The other two AFC councillors have also clearly indicated that they will be voting for a revocation of the contract.

Sherod Duncan who represents Constituency 14 has noted that his reading of the report shows that each recommendation cancels the present contract.

He explained to Stabroek News that he is prepared to throw his support behind the fourth option of continuing the Metered Parking System Independently in accordance with the legal and transparent process outlined in the Municipal and District Council’s Act.

“I will be there willing to vote for D. Anything that is voted is cancelling the contract, each recommendation cancels the contract. Everything I have seen and read, from the Ministry of Finance and the Attorney General and journalists and the accountants, says that this contract is a bad idea. No one has been able to advance a proper argument in support of this contract so I will be voting to revoke it,” Duncan explained.

His colleague Carlyle Goring of Constituency 2 (Kitty North, Central, South and Subryanville) will also be voting to revoke the contract.

He maintains however that his position is a representation of the views of the residents he represents.

“My constituents are saying they don’t have a problem with parking meters but with the methodology through which this contract was negotiated and signed. They said they were pleased with the impact of parking meters though they are not sure if it was because of the boycott. As their representative I must therefore vote on the option which represents their view so I will be voting to rescind the contract and have any similar project completed in compliance with the city’s procurement laws.  The council is a legal entity and once the laws are complied with I will give it complete support.  The party has a position but I am the people’s representative,” Goring explained.

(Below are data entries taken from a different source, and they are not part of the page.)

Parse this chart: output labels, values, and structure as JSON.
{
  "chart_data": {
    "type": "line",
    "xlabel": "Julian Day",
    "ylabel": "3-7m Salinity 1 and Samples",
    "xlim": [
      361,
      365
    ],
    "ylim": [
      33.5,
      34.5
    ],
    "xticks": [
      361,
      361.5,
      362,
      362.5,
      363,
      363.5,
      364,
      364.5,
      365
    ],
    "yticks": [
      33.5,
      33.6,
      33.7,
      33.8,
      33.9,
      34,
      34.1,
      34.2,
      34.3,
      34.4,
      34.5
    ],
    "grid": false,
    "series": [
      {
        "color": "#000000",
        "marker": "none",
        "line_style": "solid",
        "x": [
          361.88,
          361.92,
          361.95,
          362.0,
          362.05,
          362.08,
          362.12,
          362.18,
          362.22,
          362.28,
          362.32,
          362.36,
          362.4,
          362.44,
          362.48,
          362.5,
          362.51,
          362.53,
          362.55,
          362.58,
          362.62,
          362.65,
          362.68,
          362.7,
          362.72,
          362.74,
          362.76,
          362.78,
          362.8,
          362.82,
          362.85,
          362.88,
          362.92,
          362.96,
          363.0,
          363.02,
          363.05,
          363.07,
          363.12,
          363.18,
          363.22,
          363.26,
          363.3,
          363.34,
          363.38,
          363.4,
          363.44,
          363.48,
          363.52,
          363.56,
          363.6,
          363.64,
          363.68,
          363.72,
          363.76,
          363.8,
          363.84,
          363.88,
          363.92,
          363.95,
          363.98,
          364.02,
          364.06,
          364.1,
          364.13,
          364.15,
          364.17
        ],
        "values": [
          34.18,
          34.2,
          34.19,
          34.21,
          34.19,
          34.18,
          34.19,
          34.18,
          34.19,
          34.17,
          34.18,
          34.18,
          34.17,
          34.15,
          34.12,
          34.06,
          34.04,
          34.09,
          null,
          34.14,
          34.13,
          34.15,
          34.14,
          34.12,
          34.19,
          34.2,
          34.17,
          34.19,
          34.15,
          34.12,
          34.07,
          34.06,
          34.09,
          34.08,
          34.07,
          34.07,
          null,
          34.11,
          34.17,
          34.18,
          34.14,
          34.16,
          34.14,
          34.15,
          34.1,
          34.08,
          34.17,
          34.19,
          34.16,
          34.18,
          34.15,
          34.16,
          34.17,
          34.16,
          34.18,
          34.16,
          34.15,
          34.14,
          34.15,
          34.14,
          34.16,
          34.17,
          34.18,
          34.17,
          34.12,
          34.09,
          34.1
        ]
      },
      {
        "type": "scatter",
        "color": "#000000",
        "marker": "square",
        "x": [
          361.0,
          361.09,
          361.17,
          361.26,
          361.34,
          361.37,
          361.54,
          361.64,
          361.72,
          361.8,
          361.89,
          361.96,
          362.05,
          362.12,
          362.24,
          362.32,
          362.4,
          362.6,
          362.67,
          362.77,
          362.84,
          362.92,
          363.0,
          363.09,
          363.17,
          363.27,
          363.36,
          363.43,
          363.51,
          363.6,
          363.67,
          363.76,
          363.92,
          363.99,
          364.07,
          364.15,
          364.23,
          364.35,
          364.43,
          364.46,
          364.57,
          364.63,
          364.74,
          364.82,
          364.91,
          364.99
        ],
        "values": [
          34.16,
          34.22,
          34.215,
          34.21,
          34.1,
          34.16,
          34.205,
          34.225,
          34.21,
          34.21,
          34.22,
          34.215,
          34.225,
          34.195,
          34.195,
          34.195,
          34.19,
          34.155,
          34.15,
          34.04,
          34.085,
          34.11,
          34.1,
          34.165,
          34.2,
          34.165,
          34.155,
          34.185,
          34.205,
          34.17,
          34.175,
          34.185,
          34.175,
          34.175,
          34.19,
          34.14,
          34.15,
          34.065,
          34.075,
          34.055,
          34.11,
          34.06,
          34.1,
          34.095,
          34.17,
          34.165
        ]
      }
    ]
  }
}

The Metered Parking Contract between the city of Georgetown and Smart City Solutions (SCS) has for the last year been the source of much controversy. Councillors, citizens and political commentators have questioned its legality and accused Town Clerk Royston King and Mayor Patricia Chase-Green of abusing their powers and entering into the contract without the permission of the council. Questions have also been raised about what due diligence has been exercised in relation to SCS whose behaviour the Ministry of Finance has tagged as being reminiscent of “shell companies”

The report specifically says that though SCS was asked to provide proof of its stated millions in investments, it refused to do so. The company also refused to share with the committee its feasibility study and business proposal unless its members agreed to sign a confidentiality agreement.

The council will at an extra-ordinary meeting discuss and vote on the recommendations made by the Metered Parking Renegotiation Committee. The committee, led by Team Legacy Councillor Malcolm Ferreira, submitted to council a 25-page final report that recommends five options, including continuing with the project with SCS, albeit with a renegotiated contract, or alternatively discontinuing the project by rescinding the contract and leaving the city without metered parking.

Also recommended is for council to request a further suspension of the implementation of the metered parking system, pending the outcome of the court proceedings after which it may use the court ruling as a legal guide to inform any further action.

The metered parking project was suspended by Central Government in March after which the seven-member committee was mandated to review the contract, consult with all stakeholders and recommend possible solutions to any impasse that may arise from the implementation of the metered parking project.

The team was specifically tasked with addressing five areas of concern identified by Central Government. These included the unequal terms of the contract, which disproportionately favours the concessionaire; the fees, which are too burdensome; the too high penalties for non-compliance; and the exclusion of gazetted public roads and certain areas around schools and hospitals.

After two months of stakeholder engagements, the committee submitted its report to Mayor Patricia Chase-Green and Town Clerk Royston King on August 2.